Güneş, hava ve su-yu bileşenlerinde muhteşem bir şekilde sentezleyen dördüncü unsur Toprak Ana, bereketiyle taçlandırdığı ve devamlılığını sağladığı dünyadan hak ettiği saygıyı ve vefayı görüyor mu peki? Maalesef hayır…Toprak Ana yoksa; ateş, hava ve suyun ne denli anlamsız olduğunu bilmez mi insanlık?

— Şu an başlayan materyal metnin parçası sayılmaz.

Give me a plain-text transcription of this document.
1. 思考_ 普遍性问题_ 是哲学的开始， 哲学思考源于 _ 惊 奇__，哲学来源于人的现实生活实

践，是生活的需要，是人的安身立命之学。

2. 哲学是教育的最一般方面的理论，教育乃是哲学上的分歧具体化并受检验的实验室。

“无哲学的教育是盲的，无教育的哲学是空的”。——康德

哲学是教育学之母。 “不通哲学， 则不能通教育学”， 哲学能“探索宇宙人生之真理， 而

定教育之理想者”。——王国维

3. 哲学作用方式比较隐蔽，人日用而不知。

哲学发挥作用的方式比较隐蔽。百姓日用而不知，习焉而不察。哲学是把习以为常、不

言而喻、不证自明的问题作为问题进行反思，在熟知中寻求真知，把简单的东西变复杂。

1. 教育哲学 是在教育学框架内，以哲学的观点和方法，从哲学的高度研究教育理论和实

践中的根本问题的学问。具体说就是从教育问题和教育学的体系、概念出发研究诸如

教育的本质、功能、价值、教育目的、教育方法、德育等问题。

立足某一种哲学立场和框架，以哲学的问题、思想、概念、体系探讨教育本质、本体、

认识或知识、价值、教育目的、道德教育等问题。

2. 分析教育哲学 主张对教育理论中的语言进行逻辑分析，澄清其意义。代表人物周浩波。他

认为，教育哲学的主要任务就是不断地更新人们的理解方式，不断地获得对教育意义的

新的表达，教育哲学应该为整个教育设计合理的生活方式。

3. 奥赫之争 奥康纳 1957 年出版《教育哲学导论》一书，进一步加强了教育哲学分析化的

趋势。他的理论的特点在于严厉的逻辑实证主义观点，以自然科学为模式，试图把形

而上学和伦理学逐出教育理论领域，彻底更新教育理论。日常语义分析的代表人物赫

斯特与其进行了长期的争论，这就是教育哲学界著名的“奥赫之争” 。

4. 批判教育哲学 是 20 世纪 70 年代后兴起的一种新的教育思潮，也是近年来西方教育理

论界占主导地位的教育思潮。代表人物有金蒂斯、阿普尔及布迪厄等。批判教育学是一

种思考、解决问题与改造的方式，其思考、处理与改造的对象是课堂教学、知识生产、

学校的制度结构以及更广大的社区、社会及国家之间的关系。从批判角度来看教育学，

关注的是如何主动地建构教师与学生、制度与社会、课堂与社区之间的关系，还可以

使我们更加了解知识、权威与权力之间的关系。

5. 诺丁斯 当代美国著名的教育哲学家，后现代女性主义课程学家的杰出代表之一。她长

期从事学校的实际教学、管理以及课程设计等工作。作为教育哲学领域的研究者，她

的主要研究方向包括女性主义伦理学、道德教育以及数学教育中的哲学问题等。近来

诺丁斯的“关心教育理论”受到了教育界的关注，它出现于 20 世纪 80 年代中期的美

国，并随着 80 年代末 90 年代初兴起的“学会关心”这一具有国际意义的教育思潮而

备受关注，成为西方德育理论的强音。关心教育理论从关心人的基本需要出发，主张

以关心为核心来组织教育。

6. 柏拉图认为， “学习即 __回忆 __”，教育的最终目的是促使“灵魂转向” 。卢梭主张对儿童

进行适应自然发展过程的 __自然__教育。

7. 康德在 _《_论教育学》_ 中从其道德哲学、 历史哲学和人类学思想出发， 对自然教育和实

Bilir bilir de açlığı yaşamadığı için anlamaz ve görmez sonun giderek yaklaştığı…
Ne zaman ki Toprak Ana bize küsecek ve sırtını tam anlamıyla dönecek işte o zaman Sûr’un sesiyle okkalı bir tokat inecek insanlığın yüzüne, yüreğine, vicdanına, adaletine…
Ve böyle giderse çok değil kısa zaman sonra toprak dile gelerek; “topraktan geldik toprağa gideceğiz döngüsünü bozup betona, uzaya, makinelere, teknolojiye, yalancı baharlara insanlığı mahkum edenleri kadim yüreğime almıyorum artık” diyecek…
Zira özümüze, sözlerimize, yaşam şifrelerimize ve ‘birbirimizi yemeyelim’ diye midemize sükutla ilham olan toprak; sadece aç gözlülüğünü doyuramadı ve dindiremedi insanlığın… Daha, daha fazla, çok daha fazla, ennn fazla diyerek deli divane olan insanlık; beynini ve yüreğini kanser misali kemirip tüketen hırs ve egosu yüzünden topraktan ne kadar koparsa o kadar kaybettiğini anlayamadı… Anlayamayınca da kendi sonunu hazırladı; savaşlar, virüsler, sapkınlıklar, ölümler, afetler, kalleşlikler ve daha nicesiyle… Öyle ya Toprak Ana sabırlı ve cömert olduğu kadar vefasızlık edeni cezalandırmak konusunda da bir o kadar dik duruşuyla bilinir; “doğal yaşam dengemi bozanı asla affetmem” mottosuyla…
Evet toprak idi özümüz ve kimseler bunu inkar edemezdi… Vücudumuzun her zerresinde yer alan mineraller ve vitaminler ‘ben toprağım’ diye haykırırken, bir tohum misali ilk günden son güne kadar toprak ile can bulup besleniyorken, toprağın koynunda boy veren bitkiler gibi hava-güneş-su üçgenine muhtaçken, bir yaprak misali günü dolup dalından kopunca toprağa düşüp çözünen bedenimiz yine özüne karışırken ne oldu da nankörlük duygularıyla zıvanadan çıktı ve toprağı düşman belledi insanlık?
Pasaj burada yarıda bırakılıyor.